Entrevista:O Estado inteligente

sábado, outubro 18, 2008

André Petry Autocarbonização


"Marta Suplicy está pronta para juntar-se
à massa de evangélicos homofóbicos que,
a esta altura, deve estar exultante com a
sua conversão dramática e pública"

Há segundos que duram um século. Há momentos que definem uma vida inteira. Marta Suplicy, candidata do PT à prefeitura de São Paulo, produziu um comercial de trinta segundos que incinerou sua vida pública. O comercial insinua que o prefeito Gilberto Kassab, candidato à reeleição pelo DEM, é homossexual. Com essa peça de propaganda, Marta Suplicy não disparou um torpedo na sua própria candidatura. Fosse apenas isso, o estrago acabaria no dia 26 de outubro, quando o eleitor volta às urnas para votar no segundo turno. É pior, no entanto. Marta Suplicy, tendo construído uma carreira pública na qual se destacou como defensora de homossexuais, exterminou seu passado. Quando o presente destrói o passado, o futuro só revolve escombros.

A difamação contra Kassab fere de morte a militância passada de Marta em defesa da diversidade sexual, mas faz mais. Mostra a disposição da petista de apelar para os instintos mais preconceituosos do eleitorado, se isso lhe render votos. Como defensora que já foi de gays e lésbicas, Marta deve saber que é fácil apelar para a intolerância, a ignorância e a discriminação porque são primitivismos abundantes. Só não é decente.

A peça revela uma visão torpe de Marta sobre o que é, ou o que pode ser, um homossexual. Prefeito não pode. Se Marta recorrer aos escombros do seu passado de apoio a gays e lésbicas para dizer que não é isso que pensa deles, não vale. Porque foi a esse tipo de pensamento obscurantista que quis dar eco. Quem diria: até o movimento de gays, lésbicas e assemelhados, outrora admirador cativo da candidata, protestou.

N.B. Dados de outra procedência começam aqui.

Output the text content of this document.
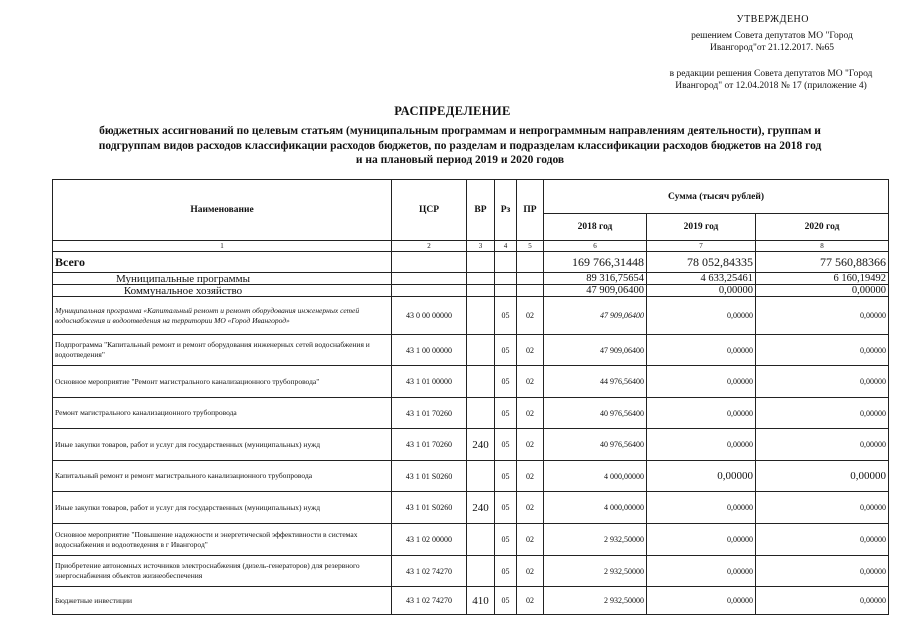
УТВЕРЖДЕНО
решением Совета депутатов МО "Город
Ивангород"от 21.12.2017. №65
в редакции решения Совета депутатов МО "Город
Ивангород" от 12.04.2018 № 17 (приложение 4)
РАСПРЕДЕЛЕНИЕ
бюджетных ассигнований по целевым статьям (муниципальным программам и непрограммным направлениям деятельности), группам и
подгруппам видов расходов классификации расходов бюджетов, по разделам и подразделам классификации расходов бюджетов на 2018 год
и на плановый период 2019 и 2020 годов
Наименование	ЦСР	ВР	Рз	ПР	Сумма (тысяч рублей)		
					2018 год	2019 год	2020 год
1	2	3	4	5	6	7	8
Всего					169 766,31448	78 052,84335	77 560,88366
Муниципальные программы					89 316,75654	4 633,25461	6 160,19492
Коммунальное хозяйство					47 909,06400	0,00000	0,00000
Муниципальная программа «Капитальный ремонт и ремонт оборудования инженерных сетей водоснабжения и водоотведения на территории МО «Город Ивангород»	43 0 00 00000		05	02	47 909,06400	0,00000	0,00000
Подпрограмма "Капитальный ремонт и ремонт оборудования инженерных сетей водоснабжения и водоотведения"	43 1 00 00000		05	02	47 909,06400	0,00000	0,00000
Основное мероприятие "Ремонт магистрального канализационного трубопровода"	43 1 01 00000		05	02	44 976,56400	0,00000	0,00000
Ремонт магистрального канализационного трубопровода	43 1 01 70260		05	02	40 976,56400	0,00000	0,00000
Иные закупки товаров, работ и услуг для государственных (муниципальных) нужд	43 1 01 70260	240	05	02	40 976,56400	0,00000	0,00000
Капитальный ремонт и ремонт магистрального канализационного трубопровода	43 1 01 S0260		05	02	4 000,00000	0,00000	0,00000
Иные закупки товаров, работ и услуг для государственных (муниципальных) нужд	43 1 01 S0260	240	05	02	4 000,00000	0,00000	0,00000
Основное мероприятие "Повышение надежности и энергетической эффективности в системах водоснабжения и водоотведения в г Ивангород"	43 1 02 00000		05	02	2 932,50000	0,00000	0,00000
Приобретение автономных источников электроснабжения (дизель-генераторов) для резервного энергоснабжения объектов жизнеобеспечения	43 1 02 74270		05	02	2 932,50000	0,00000	0,00000
Бюджетные инвестиции	43 1 02 74270	410	05	02	2 932,50000	0,00000	0,00000
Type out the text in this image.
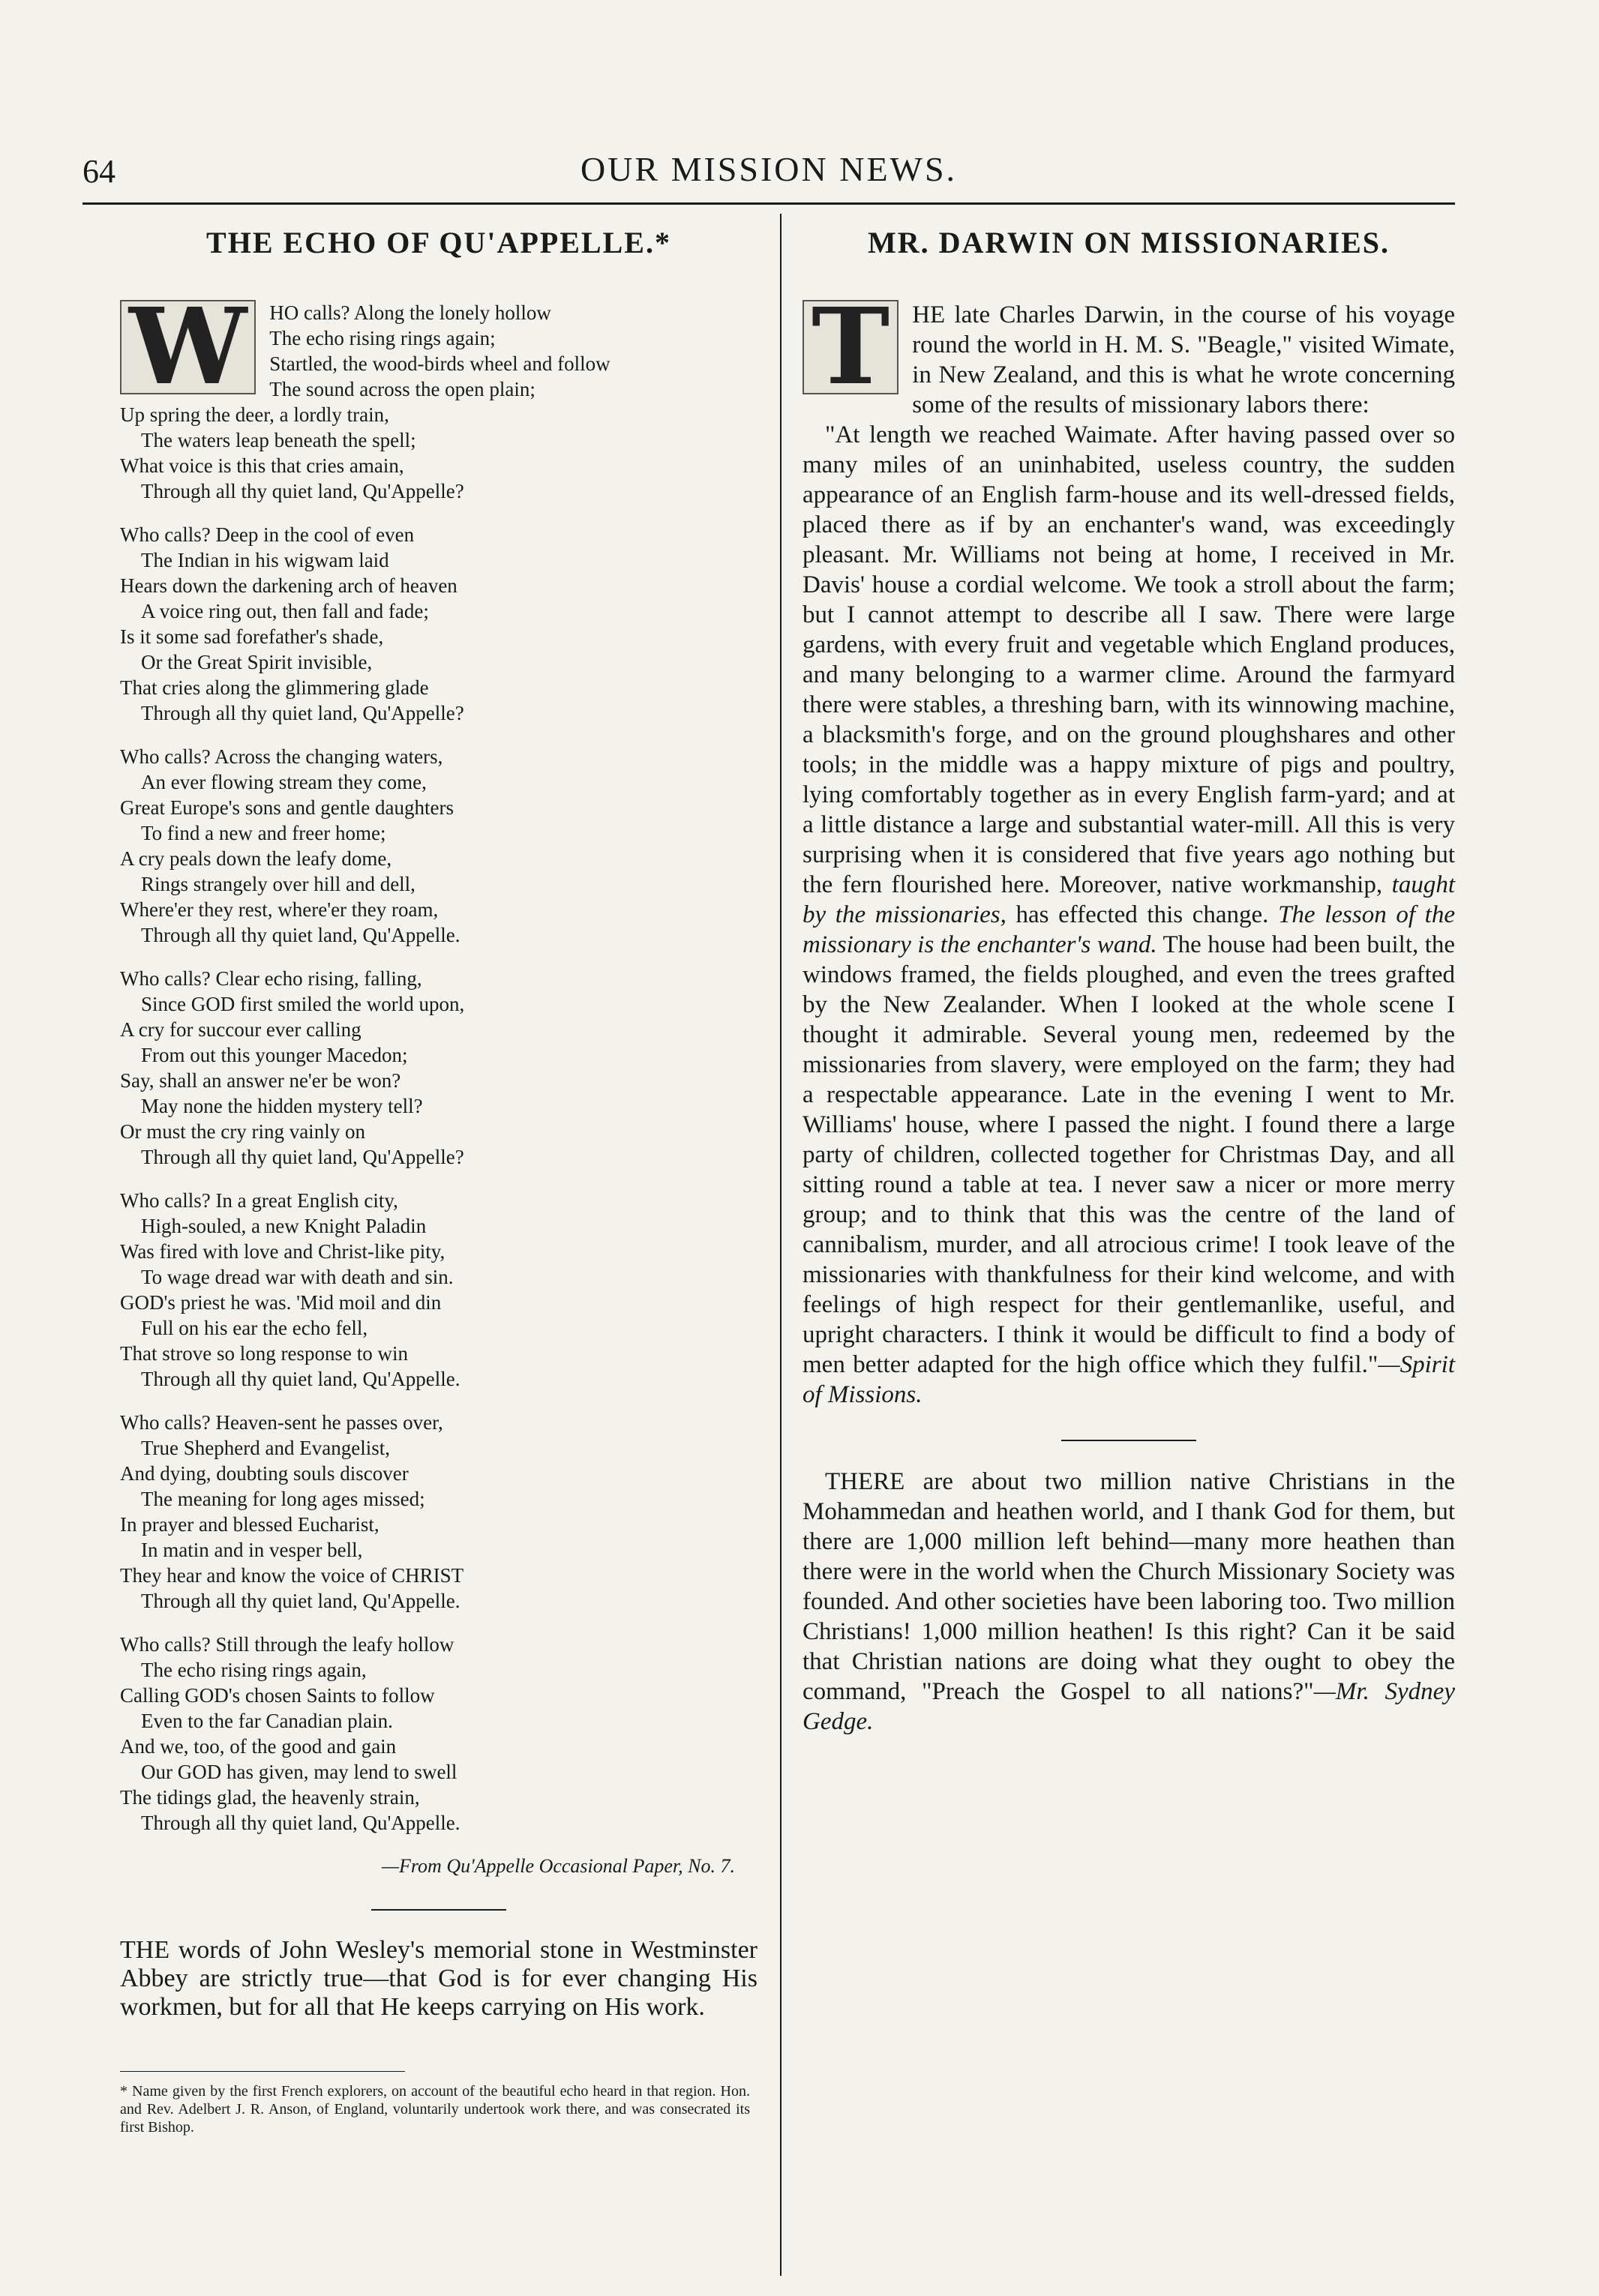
64	OUR MISSION NEWS.
THE ECHO OF QU'APPELLE.*
W	HO calls? Along the lonely hollow
The echo rising rings again;
Startled, the wood-birds wheel and follow
The sound across the open plain;
Up spring the deer, a lordly train,
The waters leap beneath the spell;
What voice is this that cries amain,
Through all thy quiet land, Qu'Appelle?
Who calls? Deep in the cool of even
The Indian in his wigwam laid
Hears down the darkening arch of heaven
A voice ring out, then fall and fade;
Is it some sad forefather's shade,
Or the Great Spirit invisible,
That cries along the glimmering glade
Through all thy quiet land, Qu'Appelle?
Who calls? Across the changing waters,
An ever flowing stream they come,
Great Europe's sons and gentle daughters
To find a new and freer home;
A cry peals down the leafy dome,
Rings strangely over hill and dell,
Where'er they rest, where'er they roam,
Through all thy quiet land, Qu'Appelle.
Who calls? Clear echo rising, falling,
Since GOD first smiled the world upon,
A cry for succour ever calling
From out this younger Macedon;
Say, shall an answer ne'er be won?
May none the hidden mystery tell?
Or must the cry ring vainly on
Through all thy quiet land, Qu'Appelle?
Who calls? In a great English city,
High-souled, a new Knight Paladin
Was fired with love and Christ-like pity,
To wage dread war with death and sin.
GOD's priest he was. 'Mid moil and din
Full on his ear the echo fell,
That strove so long response to win
Through all thy quiet land, Qu'Appelle.
Who calls? Heaven-sent he passes over,
True Shepherd and Evangelist,
And dying, doubting souls discover
The meaning for long ages missed;
In prayer and blessed Eucharist,
In matin and in vesper bell,
They hear and know the voice of CHRIST
Through all thy quiet land, Qu'Appelle.
Who calls? Still through the leafy hollow
The echo rising rings again,
Calling GOD's chosen Saints to follow
Even to the far Canadian plain.
And we, too, of the good and gain
Our GOD has given, may lend to swell
The tidings glad, the heavenly strain,
Through all thy quiet land, Qu'Appelle.
—From Qu'Appelle Occasional Paper, No. 7.

THE words of John Wesley's memorial stone in Westminster Abbey are strictly true—that God is for ever changing His workmen, but for all that He keeps carrying on His work.

* Name given by the first French explorers, on account of the beautiful echo heard in that region. Hon. and Rev. Adelbert J. R. Anson, of England, voluntarily undertook work there, and was consecrated its first Bishop.

MR. DARWIN ON MISSIONARIES.
T HE late Charles Darwin, in the course of his voyage round the world in H. M. S. "Beagle," visited Wimate, in New Zealand, and this is what he wrote concerning some of the results of missionary labors there:

"At length we reached Waimate. After having passed over so many miles of an uninhabited, useless country, the sudden appearance of an English farm-house and its well-dressed fields, placed there as if by an enchanter's wand, was exceedingly pleasant. Mr. Williams not being at home, I received in Mr. Davis' house a cordial welcome. We took a stroll about the farm; but I cannot attempt to describe all I saw. There were large gardens, with every fruit and vegetable which England produces, and many belonging to a warmer clime. Around the farmyard there were stables, a threshing barn, with its winnowing machine, a blacksmith's forge, and on the ground ploughshares and other tools; in the middle was a happy mixture of pigs and poultry, lying comfortably together as in every English farm-yard; and at a little distance a large and substantial water-mill. All this is very surprising when it is considered that five years ago nothing but the fern flourished here. Moreover, native workmanship, taught by the missionaries, has effected this change. The lesson of the missionary is the enchanter's wand. The house had been built, the windows framed, the fields ploughed, and even the trees grafted by the New Zealander. When I looked at the whole scene I thought it admirable. Several young men, redeemed by the missionaries from slavery, were employed on the farm; they had a respectable appearance. Late in the evening I went to Mr. Williams' house, where I passed the night. I found there a large party of children, collected together for Christmas Day, and all sitting round a table at tea. I never saw a nicer or more merry group; and to think that this was the centre of the land of cannibalism, murder, and all atrocious crime! I took leave of the missionaries with thankfulness for their kind welcome, and with feelings of high respect for their gentlemanlike, useful, and upright characters. I think it would be difficult to find a body of men better adapted for the high office which they fulfil."—Spirit of Missions.

THERE are about two million native Christians in the Mohammedan and heathen world, and I thank God for them, but there are 1,000 million left behind—many more heathen than there were in the world when the Church Missionary Society was founded. And other societies have been laboring too. Two million Christians! 1,000 million heathen! Is this right? Can it be said that Christian nations are doing what they ought to obey the command, "Preach the Gospel to all nations?"—Mr. Sydney Gedge.
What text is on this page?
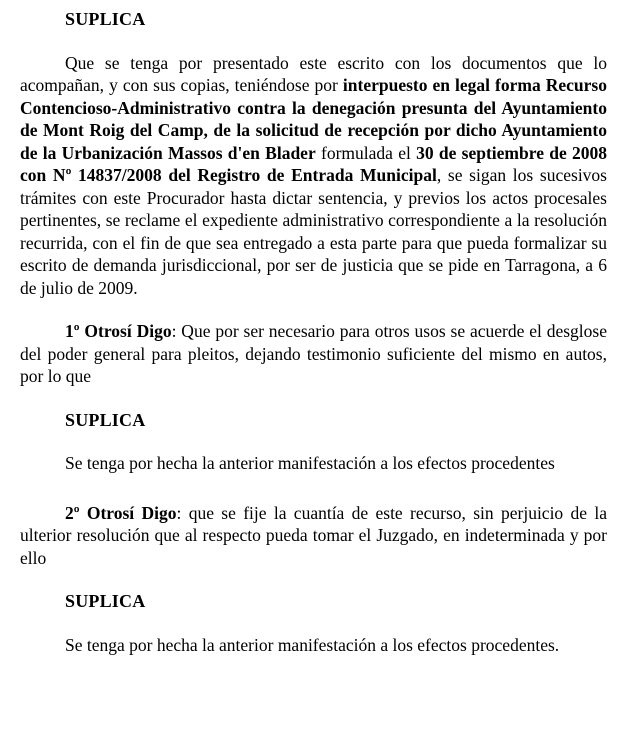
SUPLICA

Que se tenga por presentado este escrito con los documentos que lo acompañan, y con sus copias, teniéndose por interpuesto en legal forma Recurso Contencioso-Administrativo contra la denegación presunta del Ayuntamiento de Mont Roig del Camp, de la solicitud de recepción por dicho Ayuntamiento de la Urbanización Massos d'en Blader formulada el 30 de septiembre de 2008 con Nº 14837/2008 del Registro de Entrada Municipal, se sigan los sucesivos trámites con este Procurador hasta dictar sentencia, y previos los actos procesales pertinentes, se reclame el expediente administrativo correspondiente a la resolución recurrida, con el fin de que sea entregado a esta parte para que pueda formalizar su escrito de demanda jurisdiccional, por ser de justicia que se pide en Tarragona, a 6 de julio de 2009.

1º Otrosí Digo: Que por ser necesario para otros usos se acuerde el desglose del poder general para pleitos, dejando testimonio suficiente del mismo en autos, por lo que

SUPLICA

Se tenga por hecha la anterior manifestación a los efectos procedentes

2º Otrosí Digo: que se fije la cuantía de este recurso, sin perjuicio de la ulterior resolución que al respecto pueda tomar el Juzgado, en indeterminada y por ello

SUPLICA

Se tenga por hecha la anterior manifestación a los efectos procedentes.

Confrontada com sua baixeza, Marta disse que "a decisão está na mão do marqueteiro" e que nem viu "a campanha no ar". Desdobrando: não sabia de nada, o assunto não era com ela, nem disse que ia ver a peça ou rever a decisão de divulgá-la. Relaxando e gozando.

Marta Suplicy tem como salvar-se da autocarbonização? No máximo, talvez possa salvar as aparências. Só há um jeito: vir a público pedir desculpas a Gilberto Kassab (pela difamação), aos homossexuais (pela desqualificação), aos seus eleitores de ontem (pela traição) e aos eleitores em geral (pela suposição de que são todos imbecis). Não é certo que todos aceitem as desculpas. Mas, pelo menos, Marta teria discurso para... seguir discursando.

Como isso não deve acontecer, a rabacuada fica autorizada a achar que Marta Suplicy está pronta para juntar-se à massa de evangélicos homofóbicos que, a esta altura, deve estar exultante com a sua conversão dramática e pública. E, quem sabe, deve agora brindá-la com seu voto. (Atenção: este texto afirma que há evangélicos homofóbicos, como é notório. Este texto não afirma que todos os evangélicos são homofóbicos.)

Marta Suplicy, contrariando os prognósticos do momento, pode até se eleger no dia 26. Mas será apenas um miasma emanado da decomposição do que ela parece ter sido um dia. Kassab, por caminhos que jamais imaginara, esmagou Marta Suplicy. Ainda que perca a eleição.